Wagner estava na Bahia quando a operação ocorreu. A intenção inicial era que Lula o recebesse ainda na sexta-feira (19), mas novos elementos e a dinâmica do caso adiaram o encontro. Segundo interlocutores, o presidente pediu que o senador retornasse a Brasília para alinhar os próximos passos e construir uma resposta institucional ao episódio.

Nos bastidores, integrantes da base afirmam que o caso pode mexer no horizonte eleitoral e gerar desgaste para a campanha do presidente. Ao mesmo tempo, há argumentos em defesa da permanência de Wagner: retiradas da liderança poderiam enfraquecer o PT na Bahia, onde o senador figura entre os favoritos numa disputa que o partido pretende manter competitiva ao lado do ex-ministro Rui Costa.

A relação de proximidade entre Lula e Wagner é outro fator que pesa na decisão. O senador, que ocupou ministérios nos governos petistas, disse em entrevista à BandNews que não pretende pedir afastamento e lembrou que a definição da liderança cabe ao presidente. Em evento em Belo Horizonte, Lula reagiu com um gesto positivo quando questionado, sem comentar publicamente o destino do aliado.
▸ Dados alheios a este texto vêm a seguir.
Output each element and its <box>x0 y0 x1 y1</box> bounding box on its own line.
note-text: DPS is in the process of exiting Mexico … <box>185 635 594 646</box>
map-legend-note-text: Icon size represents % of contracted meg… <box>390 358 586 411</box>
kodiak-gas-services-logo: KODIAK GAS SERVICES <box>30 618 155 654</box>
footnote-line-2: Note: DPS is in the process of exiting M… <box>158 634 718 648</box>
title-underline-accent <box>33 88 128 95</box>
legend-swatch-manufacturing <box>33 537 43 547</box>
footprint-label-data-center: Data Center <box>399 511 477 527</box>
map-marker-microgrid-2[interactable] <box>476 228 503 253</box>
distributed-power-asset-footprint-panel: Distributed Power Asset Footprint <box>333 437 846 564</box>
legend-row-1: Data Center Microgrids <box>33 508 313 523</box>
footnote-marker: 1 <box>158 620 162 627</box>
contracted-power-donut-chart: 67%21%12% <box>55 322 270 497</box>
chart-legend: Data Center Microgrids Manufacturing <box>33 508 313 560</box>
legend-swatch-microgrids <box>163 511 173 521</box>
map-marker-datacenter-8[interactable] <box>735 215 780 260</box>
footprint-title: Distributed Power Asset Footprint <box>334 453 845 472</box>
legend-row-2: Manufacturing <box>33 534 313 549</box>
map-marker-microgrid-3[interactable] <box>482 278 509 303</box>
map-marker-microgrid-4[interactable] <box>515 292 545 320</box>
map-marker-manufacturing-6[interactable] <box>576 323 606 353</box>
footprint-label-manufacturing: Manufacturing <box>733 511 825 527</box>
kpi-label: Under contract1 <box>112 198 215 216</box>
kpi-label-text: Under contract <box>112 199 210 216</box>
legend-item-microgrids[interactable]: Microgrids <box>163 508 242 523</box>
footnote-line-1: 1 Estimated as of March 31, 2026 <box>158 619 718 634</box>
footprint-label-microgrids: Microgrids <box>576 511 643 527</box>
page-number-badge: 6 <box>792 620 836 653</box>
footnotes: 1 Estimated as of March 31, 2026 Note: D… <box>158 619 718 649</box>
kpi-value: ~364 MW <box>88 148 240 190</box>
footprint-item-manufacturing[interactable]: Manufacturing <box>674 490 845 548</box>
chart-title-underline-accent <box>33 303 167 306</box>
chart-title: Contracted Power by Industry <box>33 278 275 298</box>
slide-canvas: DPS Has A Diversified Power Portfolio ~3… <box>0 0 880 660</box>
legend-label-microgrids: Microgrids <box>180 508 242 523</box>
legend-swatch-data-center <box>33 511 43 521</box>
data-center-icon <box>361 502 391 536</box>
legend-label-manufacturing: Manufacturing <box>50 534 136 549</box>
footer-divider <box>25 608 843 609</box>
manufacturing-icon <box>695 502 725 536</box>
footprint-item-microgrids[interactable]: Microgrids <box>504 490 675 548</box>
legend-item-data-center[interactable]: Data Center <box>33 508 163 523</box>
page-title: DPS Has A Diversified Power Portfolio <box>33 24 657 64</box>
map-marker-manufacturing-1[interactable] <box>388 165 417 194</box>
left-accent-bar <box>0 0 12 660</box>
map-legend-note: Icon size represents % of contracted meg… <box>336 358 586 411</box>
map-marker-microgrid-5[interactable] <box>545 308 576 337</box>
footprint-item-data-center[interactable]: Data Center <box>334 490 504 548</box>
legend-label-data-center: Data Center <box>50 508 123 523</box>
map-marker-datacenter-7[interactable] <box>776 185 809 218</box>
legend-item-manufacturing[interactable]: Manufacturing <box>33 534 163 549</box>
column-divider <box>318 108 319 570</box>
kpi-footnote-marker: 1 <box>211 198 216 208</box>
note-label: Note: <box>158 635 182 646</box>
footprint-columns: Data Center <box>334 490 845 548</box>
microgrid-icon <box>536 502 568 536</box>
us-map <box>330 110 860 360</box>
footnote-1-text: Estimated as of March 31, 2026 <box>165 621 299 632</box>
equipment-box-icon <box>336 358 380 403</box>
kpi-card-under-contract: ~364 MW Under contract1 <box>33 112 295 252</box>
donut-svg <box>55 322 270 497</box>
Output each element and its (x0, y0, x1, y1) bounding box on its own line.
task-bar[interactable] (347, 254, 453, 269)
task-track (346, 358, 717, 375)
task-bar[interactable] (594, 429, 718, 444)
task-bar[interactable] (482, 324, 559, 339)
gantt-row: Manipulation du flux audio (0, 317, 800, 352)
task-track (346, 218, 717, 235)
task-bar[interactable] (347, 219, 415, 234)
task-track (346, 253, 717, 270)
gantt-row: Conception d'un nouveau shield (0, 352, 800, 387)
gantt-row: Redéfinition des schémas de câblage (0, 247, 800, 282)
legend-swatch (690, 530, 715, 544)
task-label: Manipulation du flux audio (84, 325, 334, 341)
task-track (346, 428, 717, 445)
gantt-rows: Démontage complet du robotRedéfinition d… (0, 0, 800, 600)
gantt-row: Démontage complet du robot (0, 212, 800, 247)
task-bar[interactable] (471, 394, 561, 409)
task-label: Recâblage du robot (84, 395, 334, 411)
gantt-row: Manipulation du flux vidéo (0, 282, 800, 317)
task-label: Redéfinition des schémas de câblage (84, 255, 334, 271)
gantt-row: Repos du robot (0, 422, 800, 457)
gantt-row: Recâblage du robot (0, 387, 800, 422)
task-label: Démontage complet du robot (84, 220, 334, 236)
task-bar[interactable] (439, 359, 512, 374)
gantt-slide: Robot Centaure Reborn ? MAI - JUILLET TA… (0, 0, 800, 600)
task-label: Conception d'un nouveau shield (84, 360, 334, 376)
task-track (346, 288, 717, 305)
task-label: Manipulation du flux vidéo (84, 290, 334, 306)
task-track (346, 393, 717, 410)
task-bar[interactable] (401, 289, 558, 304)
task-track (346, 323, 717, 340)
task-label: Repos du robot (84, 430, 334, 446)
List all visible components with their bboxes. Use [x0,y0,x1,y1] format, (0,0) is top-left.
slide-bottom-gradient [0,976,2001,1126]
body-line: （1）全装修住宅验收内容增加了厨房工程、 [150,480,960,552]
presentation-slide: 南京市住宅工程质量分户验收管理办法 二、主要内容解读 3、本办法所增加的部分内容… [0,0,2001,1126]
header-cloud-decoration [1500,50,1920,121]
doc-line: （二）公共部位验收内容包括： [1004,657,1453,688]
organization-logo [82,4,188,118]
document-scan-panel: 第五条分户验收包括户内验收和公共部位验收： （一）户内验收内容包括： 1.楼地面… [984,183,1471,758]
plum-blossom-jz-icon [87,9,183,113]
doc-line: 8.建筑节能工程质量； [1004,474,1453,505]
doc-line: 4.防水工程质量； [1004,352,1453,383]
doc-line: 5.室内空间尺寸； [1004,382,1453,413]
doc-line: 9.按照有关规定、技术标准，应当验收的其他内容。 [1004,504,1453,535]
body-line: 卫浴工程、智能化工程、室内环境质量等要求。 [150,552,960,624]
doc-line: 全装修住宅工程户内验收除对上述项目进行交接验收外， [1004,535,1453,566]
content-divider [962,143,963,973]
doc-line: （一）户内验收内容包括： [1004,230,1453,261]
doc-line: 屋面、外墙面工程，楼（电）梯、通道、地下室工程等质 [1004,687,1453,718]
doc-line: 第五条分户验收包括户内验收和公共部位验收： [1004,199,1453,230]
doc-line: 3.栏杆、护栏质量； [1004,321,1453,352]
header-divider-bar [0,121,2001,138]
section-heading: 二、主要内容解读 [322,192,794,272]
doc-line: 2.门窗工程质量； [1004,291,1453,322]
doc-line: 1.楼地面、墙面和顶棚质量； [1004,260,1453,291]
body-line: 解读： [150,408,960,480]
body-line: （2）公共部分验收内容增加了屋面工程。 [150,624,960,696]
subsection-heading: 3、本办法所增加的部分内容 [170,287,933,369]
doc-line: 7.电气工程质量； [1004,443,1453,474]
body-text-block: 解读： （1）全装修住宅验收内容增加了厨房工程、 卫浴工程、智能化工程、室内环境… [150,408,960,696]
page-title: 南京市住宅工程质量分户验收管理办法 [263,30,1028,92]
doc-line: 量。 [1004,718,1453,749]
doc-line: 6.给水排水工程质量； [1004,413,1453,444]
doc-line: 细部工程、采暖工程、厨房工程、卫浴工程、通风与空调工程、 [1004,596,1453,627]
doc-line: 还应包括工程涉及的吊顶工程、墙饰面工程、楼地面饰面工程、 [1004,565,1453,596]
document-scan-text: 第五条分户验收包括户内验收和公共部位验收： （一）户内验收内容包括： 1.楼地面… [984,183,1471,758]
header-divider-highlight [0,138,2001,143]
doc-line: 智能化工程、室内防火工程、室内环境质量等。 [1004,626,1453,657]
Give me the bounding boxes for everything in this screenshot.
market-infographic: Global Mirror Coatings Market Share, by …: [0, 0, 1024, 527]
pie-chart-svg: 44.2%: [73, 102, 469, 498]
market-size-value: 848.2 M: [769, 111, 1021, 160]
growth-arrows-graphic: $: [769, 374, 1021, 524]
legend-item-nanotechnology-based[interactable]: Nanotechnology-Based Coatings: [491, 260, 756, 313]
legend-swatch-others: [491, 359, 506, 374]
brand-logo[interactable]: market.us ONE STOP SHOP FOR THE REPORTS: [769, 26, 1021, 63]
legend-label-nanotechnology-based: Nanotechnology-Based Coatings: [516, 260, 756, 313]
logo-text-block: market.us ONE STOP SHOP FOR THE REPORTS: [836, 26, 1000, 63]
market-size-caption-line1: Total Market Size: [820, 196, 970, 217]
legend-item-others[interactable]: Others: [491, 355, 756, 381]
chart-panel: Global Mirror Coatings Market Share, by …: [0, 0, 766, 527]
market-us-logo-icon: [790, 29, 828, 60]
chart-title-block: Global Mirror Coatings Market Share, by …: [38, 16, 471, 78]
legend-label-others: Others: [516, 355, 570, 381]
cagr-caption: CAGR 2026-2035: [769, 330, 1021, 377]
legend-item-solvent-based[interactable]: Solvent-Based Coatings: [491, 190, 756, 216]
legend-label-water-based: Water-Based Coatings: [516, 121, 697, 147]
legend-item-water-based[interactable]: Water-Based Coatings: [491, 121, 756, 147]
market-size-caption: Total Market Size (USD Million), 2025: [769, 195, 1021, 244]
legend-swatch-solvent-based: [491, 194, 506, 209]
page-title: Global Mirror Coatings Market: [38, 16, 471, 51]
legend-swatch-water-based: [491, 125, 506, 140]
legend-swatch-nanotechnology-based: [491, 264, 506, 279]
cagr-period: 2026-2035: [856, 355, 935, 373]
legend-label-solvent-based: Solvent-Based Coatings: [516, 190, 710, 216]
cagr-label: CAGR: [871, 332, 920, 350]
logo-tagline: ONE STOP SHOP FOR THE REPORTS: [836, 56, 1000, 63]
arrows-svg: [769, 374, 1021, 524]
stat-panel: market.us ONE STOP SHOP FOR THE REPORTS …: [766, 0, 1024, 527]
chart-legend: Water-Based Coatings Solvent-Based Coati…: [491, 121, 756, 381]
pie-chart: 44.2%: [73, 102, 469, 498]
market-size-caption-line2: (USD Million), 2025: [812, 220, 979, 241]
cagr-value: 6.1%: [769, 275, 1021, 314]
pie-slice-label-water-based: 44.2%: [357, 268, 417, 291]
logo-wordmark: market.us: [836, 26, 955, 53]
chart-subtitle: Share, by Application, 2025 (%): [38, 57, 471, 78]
A reunião será, na prática, um teste político para o governo: precisa conciliar a necessidade de responder às investigações com o custo político de afastar um articulador influente. O episódio expõe uma tensão entre laços pessoais e cálculo eleitoral e acende um sinal de alerta para o Planalto sobre a gestão de crises que podem afetar a base e o desempenho do PT nas urnas.